Puyallup Nation

Building Architecture

  • "Our concept for the school started with the idea of the circle. The Native American philosophy is that when you take something from the earth, you have to give something back. The circle is our way of honoring Mother Earth." — Jay Simchen

    To Native Americans, the circle is a common concept. We believe all things in creation follow the circle of life. The moon, the earth, the life of human beings, the life cycle of plants and animals and much more. The circle is a symbol of the continual progression that all life on earth follows. Another important concept is the four directions of the circle. The architectural design of our campus depicts both concepts and uses symbols from the Northwest Coastal and Lakota Nations, joining them in unity. More than 90 different tribes are embodied by students and staff at Chief Leschi.

    BuildingSchool At the center of the school is the Sacred Circle, a spot of earth undisturbed throughout the construction of our school. Our campus is organized along the East/West – North/South axis. The Elementary building is located on the east axis, representing the idea that children are new, like the beginning of a new day. The Middle School/High School building is located on the west axis, representing youth growing towards adulthood. Each building opens to the Sacred Circle, with communal places such as the library, cafeteria, commons and the small gym located closest to the center. Classrooms are located on the outer perimeters.
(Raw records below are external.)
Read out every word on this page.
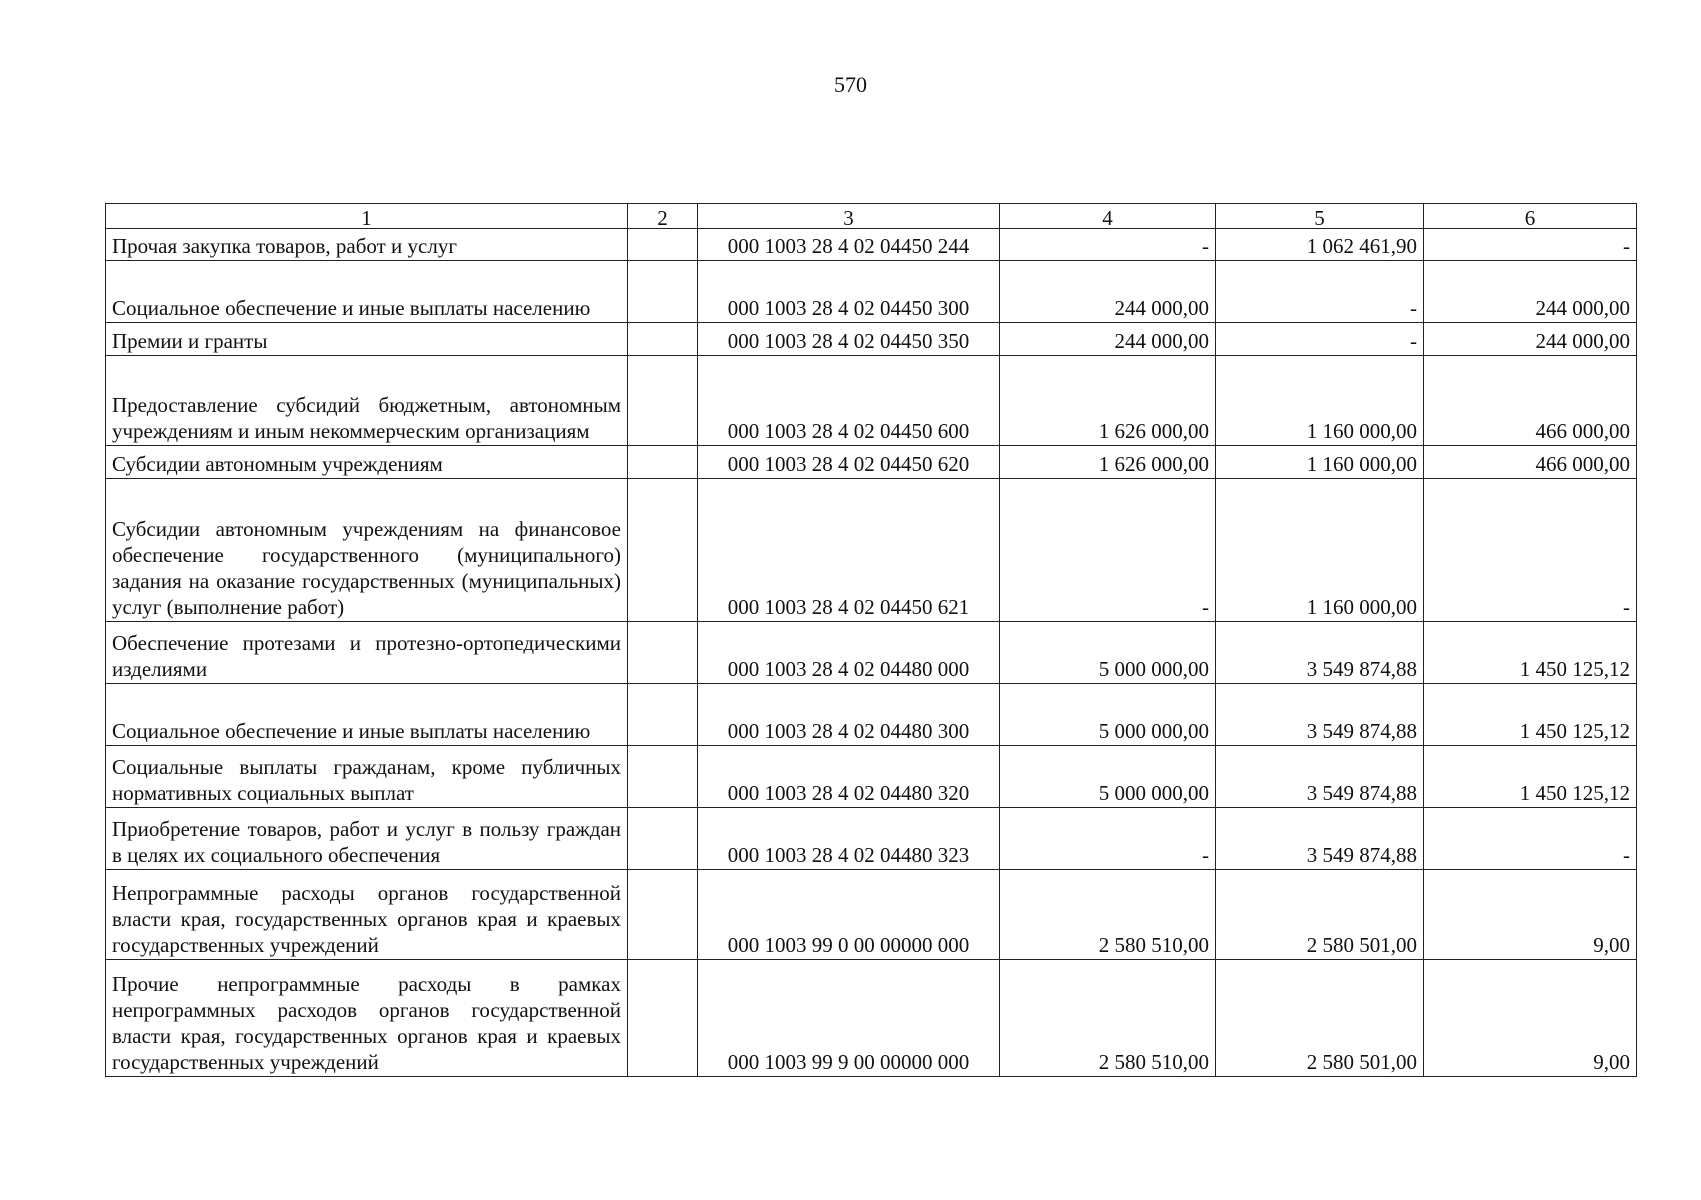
570
1	2	3	4	5	6
Прочая закупка товаров, работ и услуг		000 1003 28 4 02 04450 244	-	1 062 461,90	-
Социальное обеспечение и иные выплаты населению		000 1003 28 4 02 04450 300	244 000,00	-	244 000,00
Премии и гранты		000 1003 28 4 02 04450 350	244 000,00	-	244 000,00
Предоставление субсидий бюджетным, автономным учреждениям и иным некоммерческим организациям		000 1003 28 4 02 04450 600	1 626 000,00	1 160 000,00	466 000,00
Субсидии автономным учреждениям		000 1003 28 4 02 04450 620	1 626 000,00	1 160 000,00	466 000,00
Субсидии автономным учреждениям на финансовое обеспечение государственного (муниципального) задания на оказание государственных (муниципальных) услуг (выполнение работ)		000 1003 28 4 02 04450 621	-	1 160 000,00	-
Обеспечение протезами и протезно-ортопедическими изделиями		000 1003 28 4 02 04480 000	5 000 000,00	3 549 874,88	1 450 125,12
Социальное обеспечение и иные выплаты населению		000 1003 28 4 02 04480 300	5 000 000,00	3 549 874,88	1 450 125,12
Социальные выплаты гражданам, кроме публичных нормативных социальных выплат		000 1003 28 4 02 04480 320	5 000 000,00	3 549 874,88	1 450 125,12
Приобретение товаров, работ и услуг в пользу граждан в целях их социального обеспечения		000 1003 28 4 02 04480 323	-	3 549 874,88	-
Непрограммные расходы органов государственной власти края, государственных органов края и краевых государственных учреждений		000 1003 99 0 00 00000 000	2 580 510,00	2 580 501,00	9,00
Прочие непрограммные расходы в рамках непрограммных расходов органов государственной власти края, государственных органов края и краевых государственных учреждений		000 1003 99 9 00 00000 000	2 580 510,00	2 580 501,00	9,00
    During construction, workers were careful not to disturb the Sacred Circle and today, students and staff show respect by not entering or disturbing this spiritual ground. Many people attended the special blessing ceremony held before the opening of the school. Four colors of stones were placed at the base of the totem pole to represent the four races of Man. The figures on the totem pole have specific significance. On the bottom is the man waiting for the school to be built. The hawk represents the hawk that flies around the school. The man in the hawk represents the spirit of the carver.



    Our school has many visual HallIUp examples of traditional Northwest culture to remind students of their rich heritage.The outside walls of the buildings illustrate in brickwork the beautiful patterns used on Salish baskets. The natural colors are from Mother Earth.

    The stairway railings are examples of fishing nets used in this area and the mending needles used to mend them.

    The second floor of both Elementary and Middle School/High School buildings represent a Coastal longhouse. The ceiling is made of cedar wood and the sunroofs represent the smoke holes.

    The large windows on each end of the second floor are in the design of a standing feather. This represents the importance of the eagle feather in Native American tradition.